Der Effekt ist monumental und ungewöhnlich. Man fragt sich, wie es zu dem Bau kam. Der etwas sperrige, offizielle Name «Musée du quai Branly – Jacques Chirac» lässt die kontroverse Entstehungsgeschichte des Museums erahnen. Nicht nur der Umgang mit Kunstgegenständen, die während der Kolonialzeit angehäuft wurden, sorgte für Debatten, auch das Gebäude selbst.

Die Anwohner des gehobenen 7. Arrondissements sorgten sich, dass ein Koloss ihre feinen Appartements von der Seine trennen würde. Am liebsten wäre ihnen vermutlich ein Park anstelle eines Museumsgebäudes gewesen. Der Entwurf des Architekten Jean Nouvel war schliesslich eine wunderbar kreative Lösung des Problems.

Eine gärtnerische Herausforderung

Die Idee, ungeliebte Architektur hinter Pflanzen zu verstecken, ist natürlich nicht neu. Eine Vegetationsdecke, die auch unter dem Gebäude ununterbrochen weitergeht, das ist jedoch geradezu radikal. Nur, ein solches Konzept gärtnerisch umzusetzen, ist nicht einfach. Umso beeindruckender ist die Üppigkeit des Grüns hier. Robuste Gräser wie die Riesen-Wald-Segge (Carex pendula) sind die perfekte Wahl. Nur dort, wohin überhaupt keine Feuchtigkeit gelangt, wird künstlich bewässert.

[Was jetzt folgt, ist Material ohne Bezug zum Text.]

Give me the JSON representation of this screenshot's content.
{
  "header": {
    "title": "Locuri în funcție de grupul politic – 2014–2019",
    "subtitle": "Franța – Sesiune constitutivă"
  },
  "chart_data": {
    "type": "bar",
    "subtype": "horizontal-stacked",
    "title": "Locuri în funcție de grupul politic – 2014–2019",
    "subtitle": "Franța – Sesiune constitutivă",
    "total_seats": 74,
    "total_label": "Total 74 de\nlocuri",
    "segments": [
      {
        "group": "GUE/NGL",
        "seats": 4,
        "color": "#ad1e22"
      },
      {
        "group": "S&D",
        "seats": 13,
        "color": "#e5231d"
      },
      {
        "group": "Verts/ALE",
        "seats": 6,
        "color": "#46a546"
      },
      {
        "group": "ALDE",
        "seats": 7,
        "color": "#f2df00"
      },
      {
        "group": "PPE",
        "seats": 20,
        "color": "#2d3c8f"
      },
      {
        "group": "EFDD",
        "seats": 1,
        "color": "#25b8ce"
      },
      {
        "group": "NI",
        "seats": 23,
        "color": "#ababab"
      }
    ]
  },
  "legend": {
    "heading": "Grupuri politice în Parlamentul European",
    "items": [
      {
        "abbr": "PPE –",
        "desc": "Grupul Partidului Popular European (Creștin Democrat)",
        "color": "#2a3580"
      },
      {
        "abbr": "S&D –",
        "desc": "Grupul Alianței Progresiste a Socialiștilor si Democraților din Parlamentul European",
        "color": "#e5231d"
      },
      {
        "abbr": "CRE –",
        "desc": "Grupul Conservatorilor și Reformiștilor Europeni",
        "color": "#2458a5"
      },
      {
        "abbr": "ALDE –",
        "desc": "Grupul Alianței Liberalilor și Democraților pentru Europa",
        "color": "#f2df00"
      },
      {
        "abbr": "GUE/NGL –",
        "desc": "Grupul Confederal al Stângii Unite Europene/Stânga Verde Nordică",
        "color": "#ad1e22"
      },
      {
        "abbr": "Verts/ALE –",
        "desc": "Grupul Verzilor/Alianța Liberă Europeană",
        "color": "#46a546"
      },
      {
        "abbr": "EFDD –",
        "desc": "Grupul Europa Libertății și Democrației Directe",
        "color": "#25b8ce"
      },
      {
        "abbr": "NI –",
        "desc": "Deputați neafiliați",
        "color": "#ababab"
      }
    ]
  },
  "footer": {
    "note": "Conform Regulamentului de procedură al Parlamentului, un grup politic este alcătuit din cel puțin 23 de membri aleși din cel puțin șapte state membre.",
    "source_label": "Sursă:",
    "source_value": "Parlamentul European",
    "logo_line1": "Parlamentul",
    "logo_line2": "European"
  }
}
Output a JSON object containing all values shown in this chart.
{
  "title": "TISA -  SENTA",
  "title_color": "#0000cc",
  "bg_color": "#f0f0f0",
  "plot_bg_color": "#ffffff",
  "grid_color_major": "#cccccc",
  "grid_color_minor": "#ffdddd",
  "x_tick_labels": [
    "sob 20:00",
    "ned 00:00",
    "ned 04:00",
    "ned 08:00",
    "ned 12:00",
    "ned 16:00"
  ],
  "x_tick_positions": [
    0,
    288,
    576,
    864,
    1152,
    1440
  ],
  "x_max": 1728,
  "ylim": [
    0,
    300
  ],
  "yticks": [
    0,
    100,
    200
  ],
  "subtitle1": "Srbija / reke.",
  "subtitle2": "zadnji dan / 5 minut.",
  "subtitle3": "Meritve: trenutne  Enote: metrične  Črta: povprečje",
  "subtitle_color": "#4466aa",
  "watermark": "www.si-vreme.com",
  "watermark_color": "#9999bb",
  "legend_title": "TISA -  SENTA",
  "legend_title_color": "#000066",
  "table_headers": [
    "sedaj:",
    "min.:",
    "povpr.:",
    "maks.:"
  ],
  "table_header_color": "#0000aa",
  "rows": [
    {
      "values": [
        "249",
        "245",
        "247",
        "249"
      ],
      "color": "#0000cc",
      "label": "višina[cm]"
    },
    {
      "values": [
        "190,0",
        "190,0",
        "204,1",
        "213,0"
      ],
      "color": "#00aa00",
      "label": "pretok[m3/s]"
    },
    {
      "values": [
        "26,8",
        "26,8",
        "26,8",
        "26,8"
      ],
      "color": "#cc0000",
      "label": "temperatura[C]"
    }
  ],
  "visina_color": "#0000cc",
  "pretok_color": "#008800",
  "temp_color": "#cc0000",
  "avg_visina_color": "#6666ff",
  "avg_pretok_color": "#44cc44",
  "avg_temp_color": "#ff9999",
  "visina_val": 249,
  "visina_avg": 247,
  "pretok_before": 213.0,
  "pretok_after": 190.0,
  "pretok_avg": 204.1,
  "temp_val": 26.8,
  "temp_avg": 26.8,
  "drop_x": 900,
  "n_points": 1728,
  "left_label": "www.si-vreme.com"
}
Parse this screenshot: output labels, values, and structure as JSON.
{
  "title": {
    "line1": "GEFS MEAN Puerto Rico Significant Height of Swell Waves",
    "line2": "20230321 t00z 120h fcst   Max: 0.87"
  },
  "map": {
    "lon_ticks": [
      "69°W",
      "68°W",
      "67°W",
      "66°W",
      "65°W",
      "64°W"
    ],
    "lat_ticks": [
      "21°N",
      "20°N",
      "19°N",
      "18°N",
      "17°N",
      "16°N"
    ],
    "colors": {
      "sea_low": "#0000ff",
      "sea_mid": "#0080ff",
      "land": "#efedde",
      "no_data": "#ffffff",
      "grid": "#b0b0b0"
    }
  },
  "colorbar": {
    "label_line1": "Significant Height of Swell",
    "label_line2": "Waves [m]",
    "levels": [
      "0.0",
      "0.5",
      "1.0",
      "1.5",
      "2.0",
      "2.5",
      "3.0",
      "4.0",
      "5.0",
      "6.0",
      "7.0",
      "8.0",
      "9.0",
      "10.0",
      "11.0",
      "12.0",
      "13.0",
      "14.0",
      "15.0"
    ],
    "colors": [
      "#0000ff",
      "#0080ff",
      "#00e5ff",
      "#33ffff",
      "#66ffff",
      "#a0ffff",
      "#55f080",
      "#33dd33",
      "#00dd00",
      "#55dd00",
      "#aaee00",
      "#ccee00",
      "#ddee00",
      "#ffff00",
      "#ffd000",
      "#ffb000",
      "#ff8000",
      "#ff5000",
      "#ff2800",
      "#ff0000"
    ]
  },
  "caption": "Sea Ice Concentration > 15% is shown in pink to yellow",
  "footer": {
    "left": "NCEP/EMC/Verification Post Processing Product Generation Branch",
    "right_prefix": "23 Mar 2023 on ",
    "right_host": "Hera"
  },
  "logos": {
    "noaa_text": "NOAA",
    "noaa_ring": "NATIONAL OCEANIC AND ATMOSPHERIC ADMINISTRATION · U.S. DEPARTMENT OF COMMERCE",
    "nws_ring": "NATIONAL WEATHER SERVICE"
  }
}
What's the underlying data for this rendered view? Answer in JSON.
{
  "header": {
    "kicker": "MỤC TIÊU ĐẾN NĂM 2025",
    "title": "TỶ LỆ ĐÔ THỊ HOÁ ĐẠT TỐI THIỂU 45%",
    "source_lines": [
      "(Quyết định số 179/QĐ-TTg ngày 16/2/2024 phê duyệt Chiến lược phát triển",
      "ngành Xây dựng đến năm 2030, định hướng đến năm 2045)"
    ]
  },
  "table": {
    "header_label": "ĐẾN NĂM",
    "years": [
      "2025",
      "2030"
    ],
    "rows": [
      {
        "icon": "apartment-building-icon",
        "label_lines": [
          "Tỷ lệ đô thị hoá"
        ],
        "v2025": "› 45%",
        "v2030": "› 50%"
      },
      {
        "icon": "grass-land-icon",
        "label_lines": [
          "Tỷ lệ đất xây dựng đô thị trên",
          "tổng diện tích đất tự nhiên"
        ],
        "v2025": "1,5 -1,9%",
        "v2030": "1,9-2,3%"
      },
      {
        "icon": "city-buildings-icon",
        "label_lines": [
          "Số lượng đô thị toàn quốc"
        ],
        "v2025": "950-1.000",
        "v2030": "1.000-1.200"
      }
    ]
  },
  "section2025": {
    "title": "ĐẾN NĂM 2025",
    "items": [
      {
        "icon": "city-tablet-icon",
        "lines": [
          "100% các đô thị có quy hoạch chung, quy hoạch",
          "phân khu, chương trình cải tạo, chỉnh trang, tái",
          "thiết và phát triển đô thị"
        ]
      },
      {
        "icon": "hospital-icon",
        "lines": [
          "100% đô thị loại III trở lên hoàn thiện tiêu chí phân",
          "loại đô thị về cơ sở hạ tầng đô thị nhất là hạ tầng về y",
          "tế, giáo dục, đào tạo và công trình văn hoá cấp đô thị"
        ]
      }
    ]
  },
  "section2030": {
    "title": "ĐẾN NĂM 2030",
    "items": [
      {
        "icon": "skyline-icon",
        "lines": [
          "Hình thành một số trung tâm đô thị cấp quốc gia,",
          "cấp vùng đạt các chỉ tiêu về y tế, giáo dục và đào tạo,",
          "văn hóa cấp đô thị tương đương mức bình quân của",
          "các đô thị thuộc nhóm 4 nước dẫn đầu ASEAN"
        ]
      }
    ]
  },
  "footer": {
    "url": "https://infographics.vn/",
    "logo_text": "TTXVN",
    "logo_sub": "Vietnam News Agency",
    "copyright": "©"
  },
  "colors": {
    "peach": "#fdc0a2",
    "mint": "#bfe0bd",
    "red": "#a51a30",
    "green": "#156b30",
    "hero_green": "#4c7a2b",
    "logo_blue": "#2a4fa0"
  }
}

Für diese Bepflanzung und das gesamte Design des Parks ist Gilles Clément verantwortlich. Er ist bekannt für seine innovative, oft bahnbrechende Landschaftsarchitektur. Dem «Jardin du Musée du Quai Branly – Jacques Chirac» fehlen alle Merkmale eines klassischen französischen Parks, keine Sichtachsen, keine Freiflächen, nur Vegetation, und auch die ist besonders.

Neben heimischen Pflanzen wachsen hier exotische, neben Seggen steht Bambus. Kriterium sind nur die Anforderungen der Pflanzen an ihren Standort. Für Gilles Clément ist eine solch gemischte Bepflanzung das gärtnerische Äquivalent einer multikulturellen Gesellschaft. Seine umstrittene Theorie des «planetarischen Gartens» besagt, dass Pflanzen aus aller Welt gemeinsam ein neuartiges, artenreiches und widerstandsfähiges Ökosystem bilden können.

Hier scheint das Konzept zu funktionieren. Die Vegetation ist bei genauem Hinsehen äusserst vielfältig. Dutzende Arten von Bäumen wachsen in dem waldähnlichen Teil. Auf der der Seine abgewandten Seite erinnert der Park an eine fruchtbare Savanne voller Sträucher und schulterhoher Gräser. Dazwischen entdeckt man immer wieder kleine Lichtungen, informelle Gartenzimmer, in denen Sitzgelegenheiten zum Verweilen einladen.

Die Landschaftsarchitektur ist zurückhaltend, will nur Rahmen sein für üppige Vegetation. Armierungseisen, wie man sie vom Bau kennt, dienen als Rankhilfe für eine herrlich duftende Kletterrose. Dekorativen Cortenstahl hätte man stattdessen erwartet. Das billige Konstruktionseisen erfüllt den Zweck genauso, wirkt aber betont unprätentiös, genau wie der gesamte Park. Man hat das Gefühl, einfach in einem Stück Natur zu sein, das man zufällig mitten in Paris entdeckt hat. Man verliert fast die Orientierung, bis plötzlich der pariserischste aller Fixpunkte hinter den Bäumen auftaucht, der Eiffelturm.